Pembina Greenlights $411M Heartland Extraction Plant With Major Ethane Deal for Dow
According to Rigzone, Pembina Pipeline Corp has approved its Heartland Extraction Plant project, a new natural gas liquids straddle plant in Alberta’s Industrial Heartland that carries an estimated price tag of CAD 570 million (approximately $411 million USD) and is expected to enter service in 2029.
Background
The Heartland Extraction Plant (HEP) represents an upgrade of what was previously called the Yellowhead Extraction Plant project. Pembina will develop the facility using its existing rights on the Yellowhead Pipeline, which connects to the NGTL system, Alberta’s primary natural gas transmission network.
The sanctioned version goes beyond the original scope. As Rigzone reports, Pembina described the expanded design as including “incremental capacity to accommodate future additional opportunities on a capital-efficient basis,” with the goal of strengthening the company’s footprint in the Alberta Industrial Heartland region.
Alongside the project sanction, Pembina signed a new agreement with Dow to supply ethane from HEP starting in 2029, with volumes rising to 22,500 barrels per day (bpd) by 2030. The two companies also amended an existing supply agreement, under which Pembina will deliver 35,000 bpd of ethane to Dow beginning with the startup of Dow’s Path2Zero project, also expected in 2029. Combined, Pembina will supply Dow with a total of 57,500 bpd of ethane, which Rigzone notes is a 15% increase over the original agreement of 50,000 bpd.
Following extraction at HEP, the ethane-plus mix will be processed at Dow’s Fort Saskatchewan facility and Pembina’s Redwater Complex. Pembina will also retain propane-plus production from the project, with up to 9,500 bpd of propane-plus NGL available for fractionation and marketing. Pembina expects the project to generate an EBITDA build multiple of five to seven times, using long-term average historical pricing.
Analysis
The Heartland Extraction Plant is a textbook example of how midstream companies are layering long-term offtake agreements on top of capital projects to de-risk construction spending before a shovel hits the ground. By locking in Dow as the anchor customer for ethane volumes at both the new HEP facility and its existing supply portfolio, Pembina has underwritten a significant portion of future revenue before the plant is built.
The connection to Dow’s Path2Zero project is worth noting. Path2Zero is Dow’s net-zero cracker complex planned for Fort Saskatchewan, one of the larger petrochemical investments in Alberta in recent years. Pembina is effectively threading its NGL extraction strategy through that project’s timeline, creating interdependency between two major pieces of infrastructure coming online in the same year.
The straddle plant model itself is particularly efficient from a development standpoint. Rather than building greenfield gas processing capacity, straddle plants extract NGLs from existing gas streams already moving through pipelines like the NGTL system. That allows Pembina to capture value from throughput it doesn’t have to originate, and the “existing rights on the Yellowhead Pipeline” language suggests this project had a long runway in planning.

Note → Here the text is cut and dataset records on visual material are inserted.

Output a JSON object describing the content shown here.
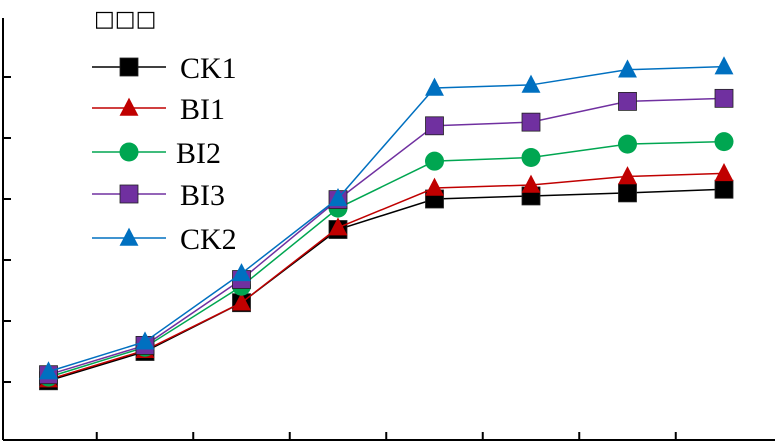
{
  "chart_data": {
    "type": "line",
    "title": "□□□",
    "xlabel": "",
    "ylabel": "",
    "x": [
      1,
      2,
      3,
      4,
      5,
      6,
      7,
      8
    ],
    "xlim": [
      0.5,
      8.5
    ],
    "ylim": [
      0,
      6
    ],
    "legend_position": "top-left",
    "grid": false,
    "series": [
      {
        "name": "CK1",
        "color": "#000000",
        "marker": "square",
        "values": [
          1.02,
          1.5,
          2.3,
          3.5,
          4.0,
          4.05,
          4.1,
          4.16
        ]
      },
      {
        "name": "BI1",
        "color": "#c00000",
        "marker": "triangle",
        "values": [
          1.04,
          1.52,
          2.3,
          3.53,
          4.18,
          4.23,
          4.37,
          4.42
        ]
      },
      {
        "name": "BI2",
        "color": "#00a651",
        "marker": "circle",
        "values": [
          1.08,
          1.57,
          2.57,
          3.85,
          4.62,
          4.68,
          4.9,
          4.94
        ]
      },
      {
        "name": "BI3",
        "color": "#7030a0",
        "marker": "square",
        "values": [
          1.12,
          1.6,
          2.68,
          3.99,
          5.2,
          5.26,
          5.6,
          5.65
        ]
      },
      {
        "name": "CK2",
        "color": "#0070c0",
        "marker": "triangle",
        "values": [
          1.17,
          1.66,
          2.78,
          4.01,
          5.82,
          5.87,
          6.12,
          6.17
        ]
      }
    ]
  }
}
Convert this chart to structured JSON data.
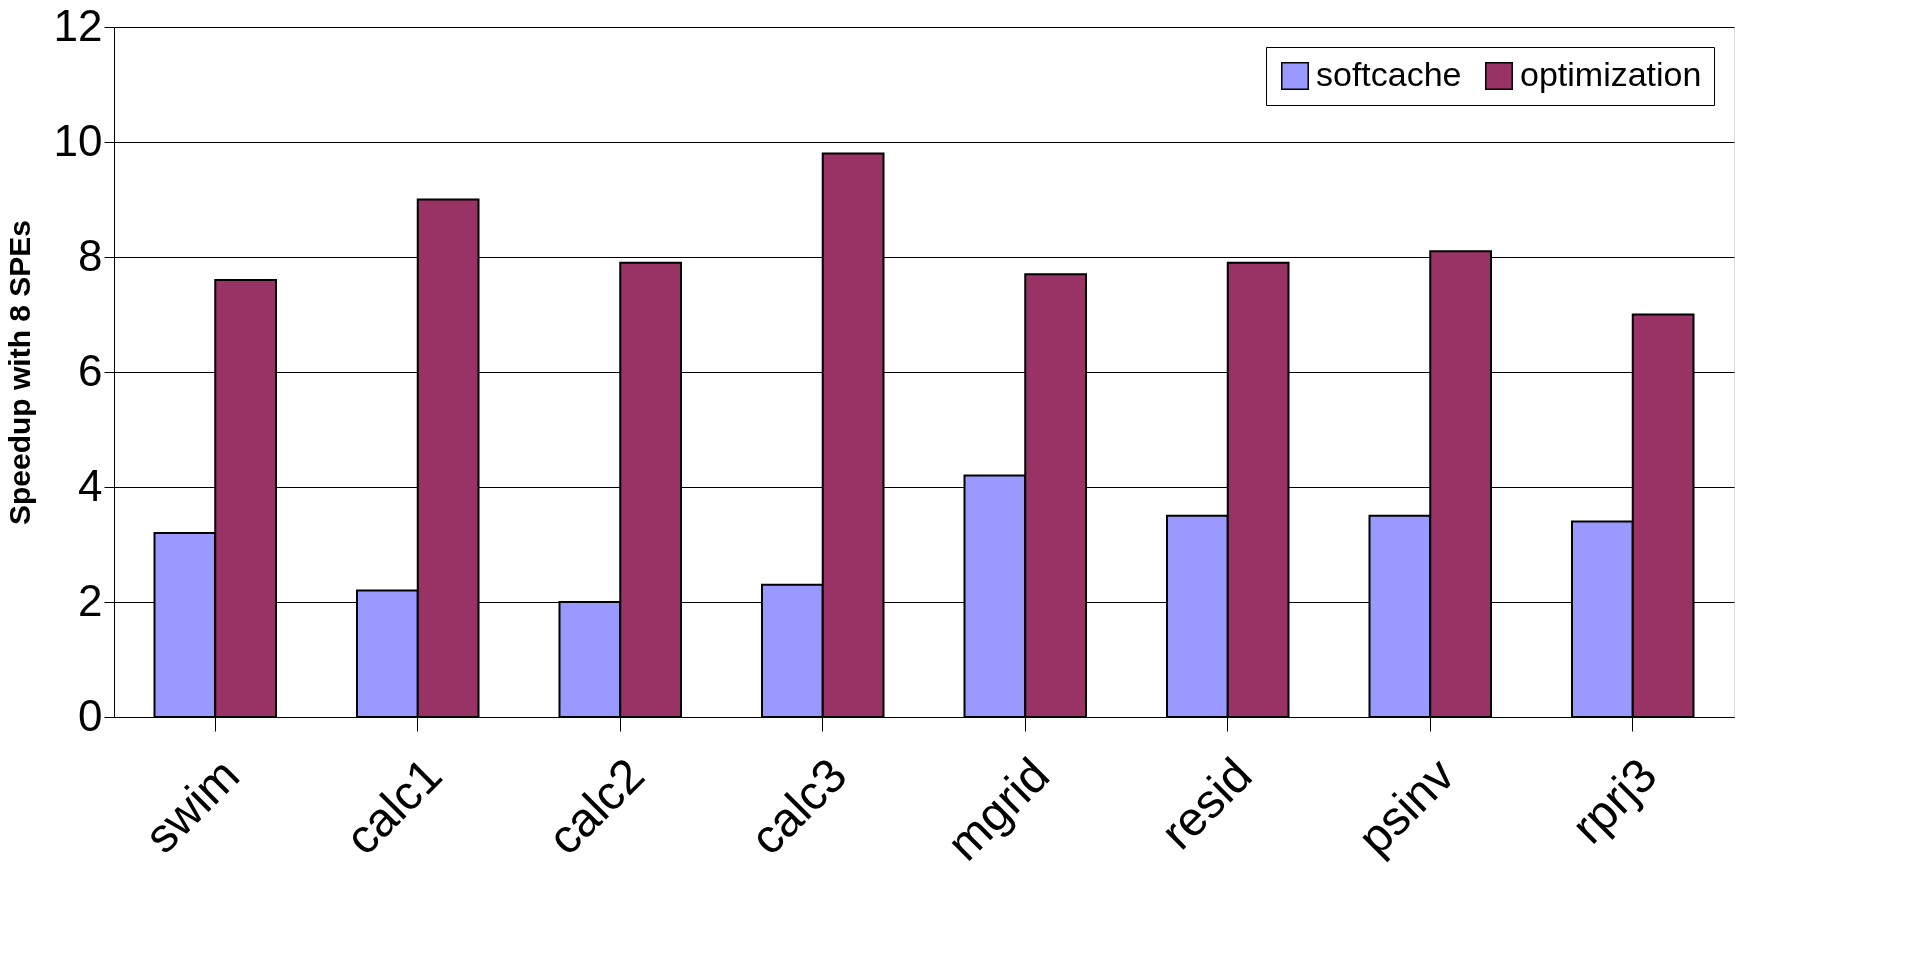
{
  "chart_data": {
    "type": "bar",
    "ylabel": "Speedup with 8 SPEs",
    "categories": [
      "swim",
      "calc1",
      "calc2",
      "calc3",
      "mgrid",
      "resid",
      "psinv",
      "rprj3"
    ],
    "series": [
      {
        "name": "softcache",
        "color": "#9999ff",
        "values": [
          3.2,
          2.2,
          2.0,
          2.3,
          4.2,
          3.5,
          3.5,
          3.4
        ]
      },
      {
        "name": "optimization",
        "color": "#993366",
        "values": [
          7.6,
          9.0,
          7.9,
          9.8,
          7.7,
          7.9,
          8.1,
          7.0
        ]
      }
    ],
    "ylim": [
      0,
      12
    ],
    "yticks": [
      0,
      2,
      4,
      6,
      8,
      10,
      12
    ],
    "grid": "y",
    "legend": "top right"
  }
}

For Alberta’s Industrial Heartland, this adds another piece of the integrated value chain that connects upstream gas production to downstream petrochemical feedstocks. More midstream infrastructure in the Heartland typically signals continued investment pressure in the region.
What It Means for Subcontractors
- Construction window is set. With a 2029 in-service target and a CAD 570 million budget, the Heartland Extraction Plant will need EPC contractors, civil and structural trades, piping and mechanical crews, and instrumentation specialists. Pre-FEED and FEED work likely begins well ahead of that, meaning contract opportunities could surface in 2026 and 2027.
- Fort Saskatchewan and Redwater are the epicenter. Subcontractors with an established presence near Fort Saskatchewan or Pembina’s Redwater Complex are best positioned. The post-extraction processing flow runs directly through those two facilities, suggesting sustained labor demand at both sites.
- Propane-plus marketing adds a second revenue stream. Pembina retaining up to 9,500 bpd of propane-plus NGL for fractionation and marketing means additional throughput at its fractionation assets, which can drive incremental maintenance, turnaround, and expansion work for service companies already on Pembina’s vendor roster.
- Watch the Path2Zero timeline. Both Pembina’s HEP and Dow’s Fort Saskatchewan cracker are targeting 2029. If that schedule holds, the Alberta Industrial Heartland could see concurrent construction activity across multiple major projects, tightening the regional labor market significantly.
- Long-term agreements reduce project risk. The fixed-fee revenue component of HEP’s expected EBITDA means this project has a more stable financial foundation than purely commodity-exposed builds. For subcontractors, that typically translates to a lower probability of mid-project scope cuts or deferrals.